Hybrid Data Scheduler
What if the best elements of centralized and distributed scheduling could be combined in a hybrid date scheduler?
Data center operators have limited resources in terms of capital and server systems, and yet, they must increase efficiency to handle enormous clusters of data. Compounding the problem is the heterogeneous nature of jobs, each having different requirements. While short jobs are latency sensitive, long jobs can withstand longer latency but suffer from inefficient scheduling. That brings to the fore the critical problem of scheduling tasks. There are two ways of achieving this: carrying out all scheduling decisions in a single place (centralized scheduling) or taking the distributed scheduling route. The latter scheduling system was developed to deal with the limitations of the former. However, as researchers at EPFL have shown, distributed scheduling is unable to handle short jobs under high load. They suggest a way forward: What if the best elements of centralized and distributed scheduling could be combined in a hybrid date scheduler?
Taking this proposition to a logical conclusion, the researchers first developed the hybrid data scheduler “Hawk,” and then its later incarnation “Eagle.” In comparison with the random probing and work stealing used in Hawk, Eagle improves job completion times considerably by using a centralized scheduler for long jobs (such as graph analytics) and distributed schedulers for short jobs. The efficient implementation of Eagle depends on the approximate nature of the information provided to the distributed schedulers, with care taken to avoid any adverse impact on the performance of the centralized scheduler.

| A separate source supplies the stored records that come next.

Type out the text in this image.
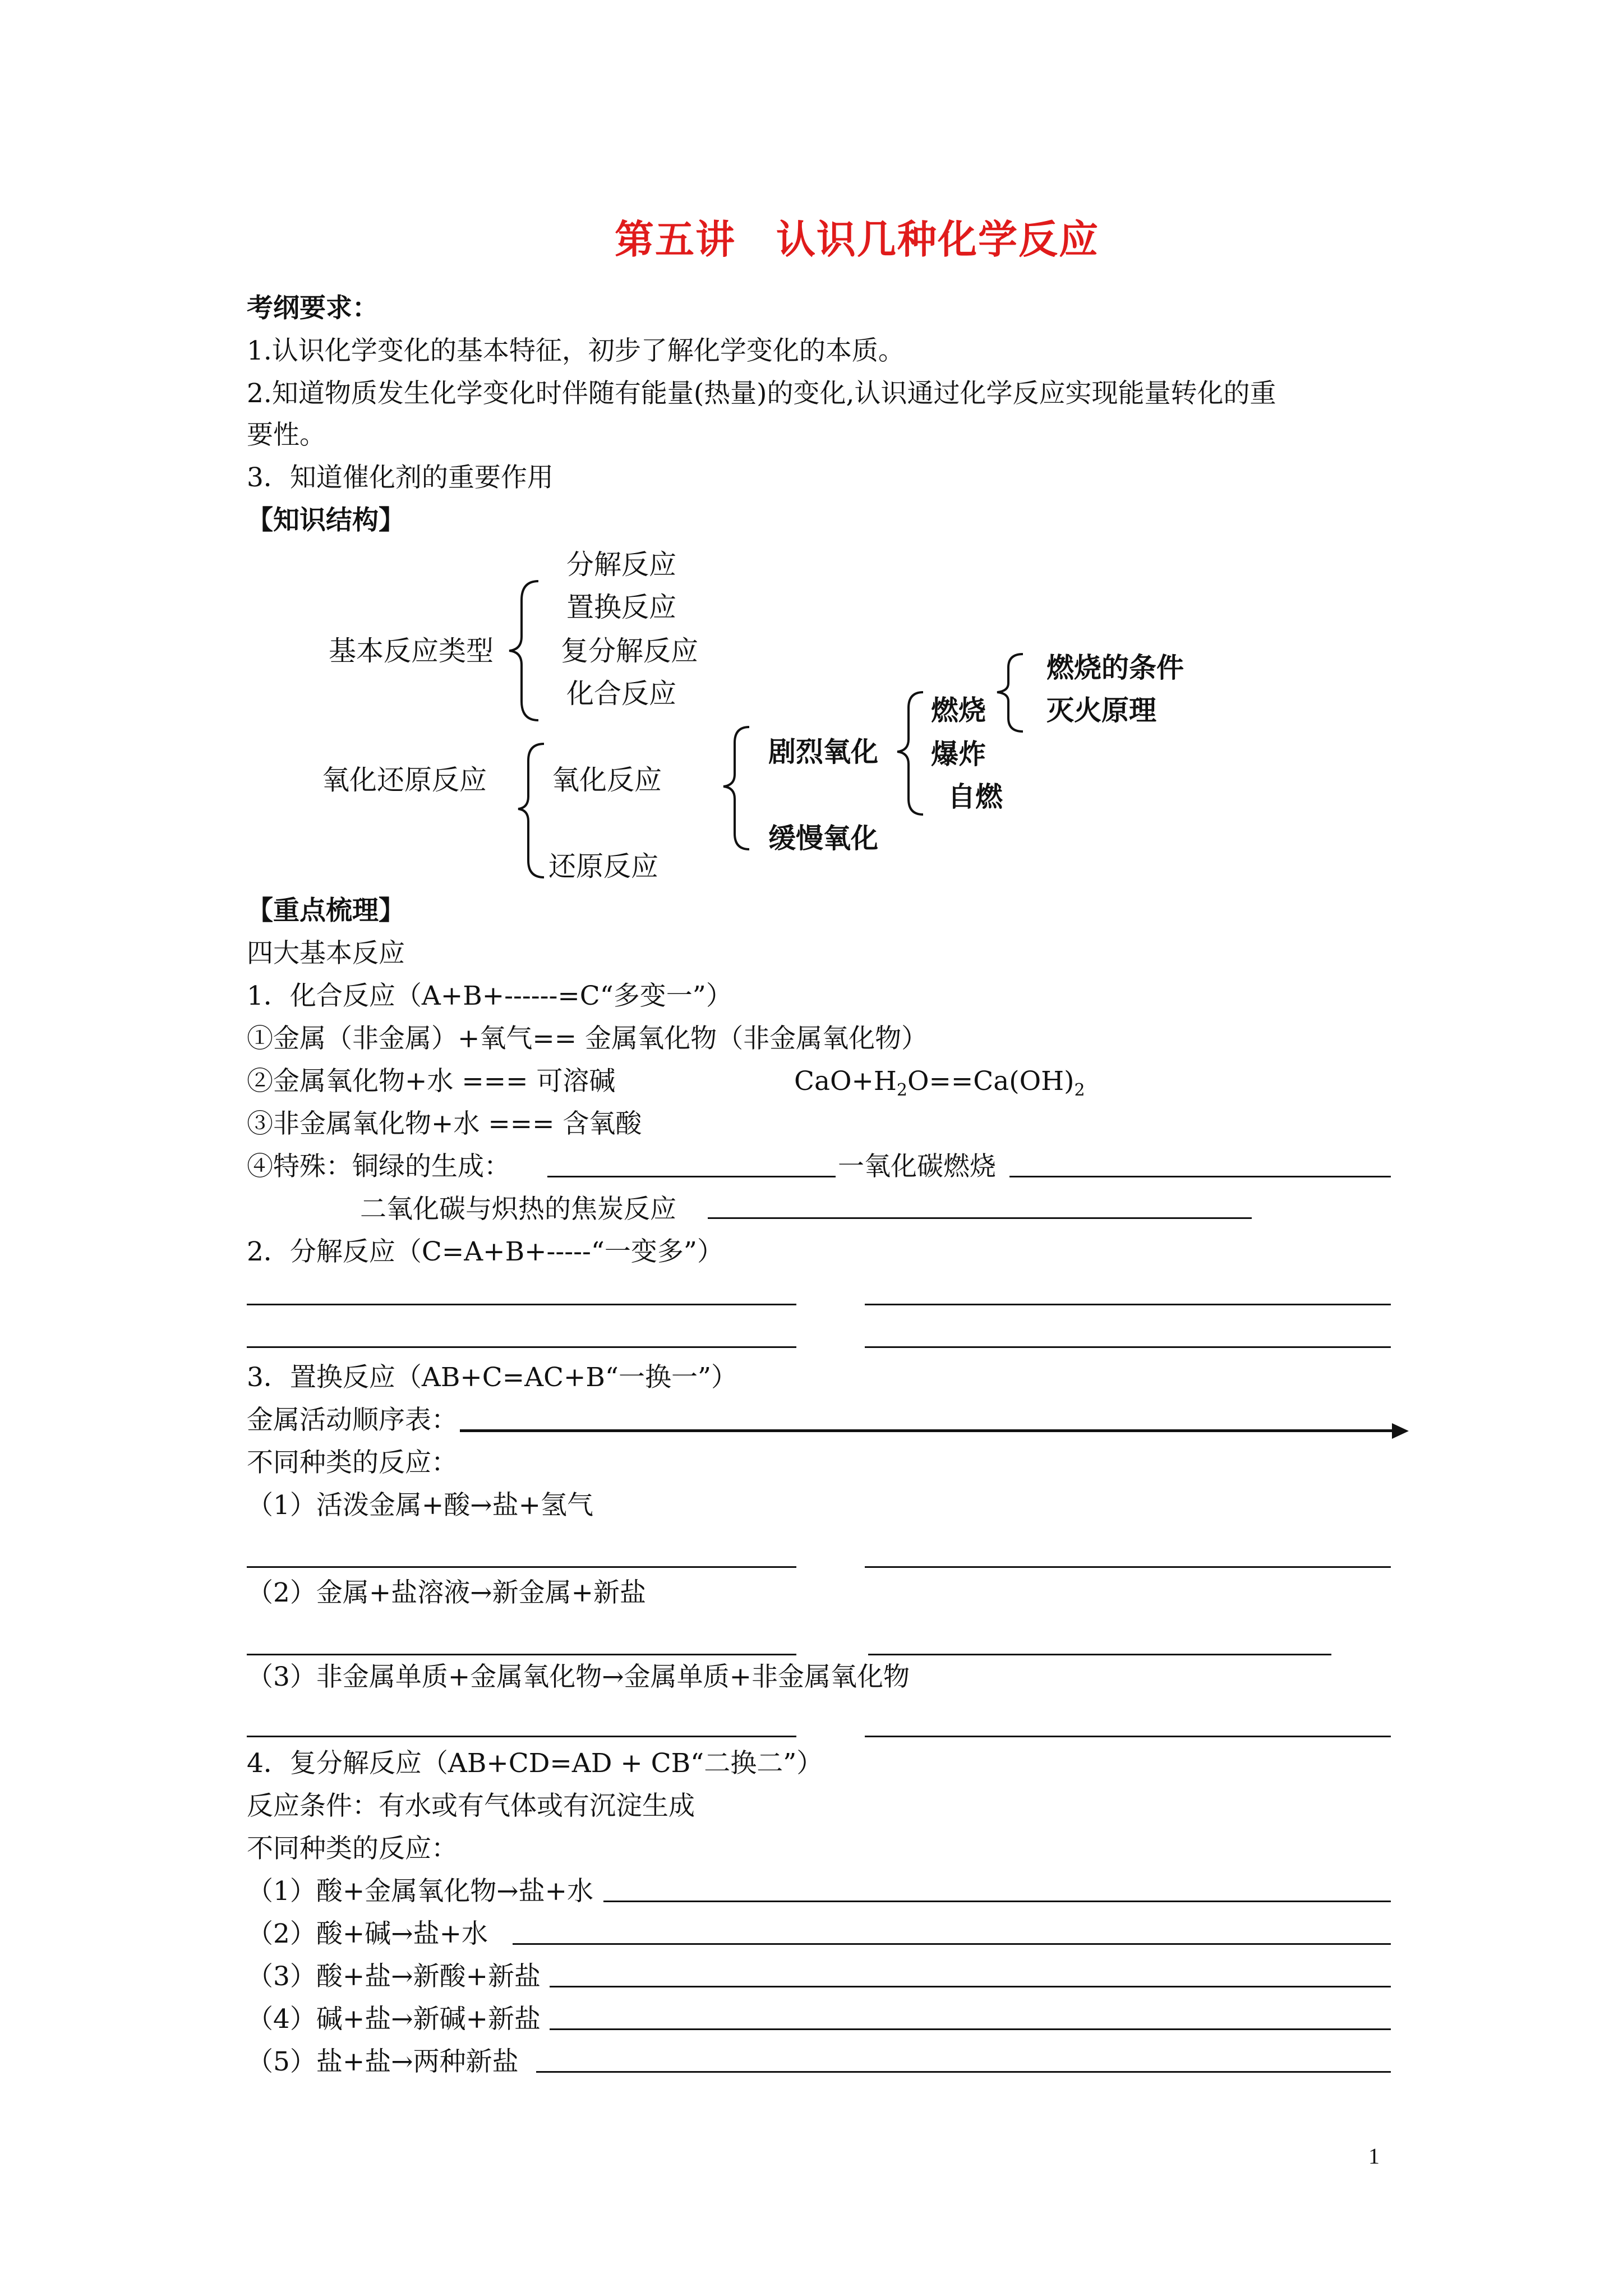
第五讲　认识几种化学反应
考纲要求：
1.认识化学变化的基本特征，初步了解化学变化的本质。
2.知道物质发生化学变化时伴随有能量(热量)的变化,认识通过化学反应实现能量转化的重
要性。
3．知道催化剂的重要作用
【知识结构】
基本反应类型
分解反应
置换反应
复分解反应
化合反应
氧化还原反应 氧化反应
还原反应
剧烈氧化
缓慢氧化
燃烧
爆炸
自燃
燃烧的条件
灭火原理
【重点梳理】
四大基本反应
1．化合反应（A+B+------=C“多变一”）
①金属（非金属）+氧气== 金属氧化物（非金属氧化物）
②金属氧化物+水 === 可溶碱	$CaO+H_2O==Ca(OH)_2$
③非金属氧化物+水 === 含氧酸
④特殊：铜绿的生成：	一氧化碳燃烧
二氧化碳与炽热的焦炭反应
2．分解反应（C=A+B+-----“一变多”）
3．置换反应（AB+C=AC+B“一换一”）
金属活动顺序表：
不同种类的反应：
（1）活泼金属+酸→盐+氢气
（2）金属+盐溶液→新金属+新盐
（3）非金属单质+金属氧化物→金属单质+非金属氧化物
4．复分解反应（AB+CD=AD + CB“二换二”）
反应条件：有水或有气体或有沉淀生成
不同种类的反应：
（1）酸+金属氧化物→盐+水
（2）酸+碱→盐+水
（3）酸+盐→新酸+新盐
（4）碱+盐→新碱+新盐
（5）盐+盐→两种新盐
1
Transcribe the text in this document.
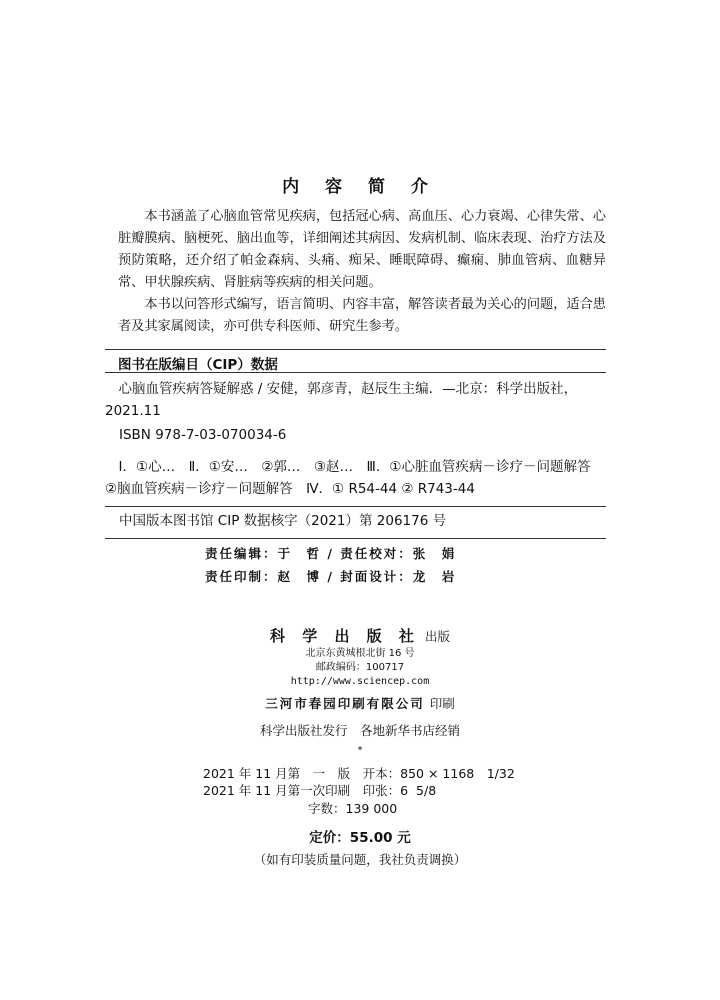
内 容 简 介

本书涵盖了心脑血管常见疾病，包括冠心病、高血压、心力衰竭、心律失常、心脏瓣膜病、脑梗死、脑出血等，详细阐述其病因、发病机制、临床表现、治疗方法及预防策略，还介绍了帕金森病、头痛、痴呆、睡眠障碍、癫痫、肺血管病、血糖异常、甲状腺疾病、肾脏病等疾病的相关问题。

本书以问答形式编写，语言简明、内容丰富，解答读者最为关心的问题，适合患者及其家属阅读，亦可供专科医师、研究生参考。

图书在版编目（CIP）数据
心脑血管疾病答疑解惑 / 安健，郭彦青，赵辰生主编．—北京：科学出版社，2021.11
ISBN 978-7-03-070034-6
Ⅰ．①心…　Ⅱ．①安…　②郭…　③赵…　Ⅲ．①心脏血管疾病－诊疗－问题解答　②脑血管疾病－诊疗－问题解答　Ⅳ．① R54-44 ② R743-44
中国版本图书馆 CIP 数据核字（2021）第 206176 号
责任编辑：于　哲 / 责任校对：张　娟
责任印制：赵　博 / 封面设计：龙　岩
科 学 出 版 社 出版
北京东黄城根北街 16 号
邮政编码：100717
http://www.sciencep.com
三河市春园印刷有限公司 印刷
科学出版社发行　各地新华书店经销
*
2021 年 11 月第　一　版　开本：850 × 1168　1/32
2021 年 11 月第一次印刷　印张：6  5/8
字数：139 000
定价：55.00 元
（如有印装质量问题，我社负责调换）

In the context of Google, Yahoo, and Cloudera production traces, the study has shown that implementation of the hybrid data scheduler improves the 50th, 90th, and 99th percentile of the short jobs completion times distribution by a factor of 1.72 on average while having a negligible impact on long job completion time.
The other aspect of the research is resource management for data-parallel workloads. The study has shown that by leveraging memory elasticity, an integral property of data-parallel tasks, tasks can be performed with much less memory, albeit with a negligible performance penalty. For example, a task can be completed with only a tenth of the memory required, which far offsets the moderate increase in runtime.
The researchers include (in no particular order) Pamela Delgado, Florin Dinu, Anne-Marie Kermarrec, Calin Iorgulescu, Aunn Raza, and Willy Zwaenepoel. They are currently engaged at various laboratories of EPFL.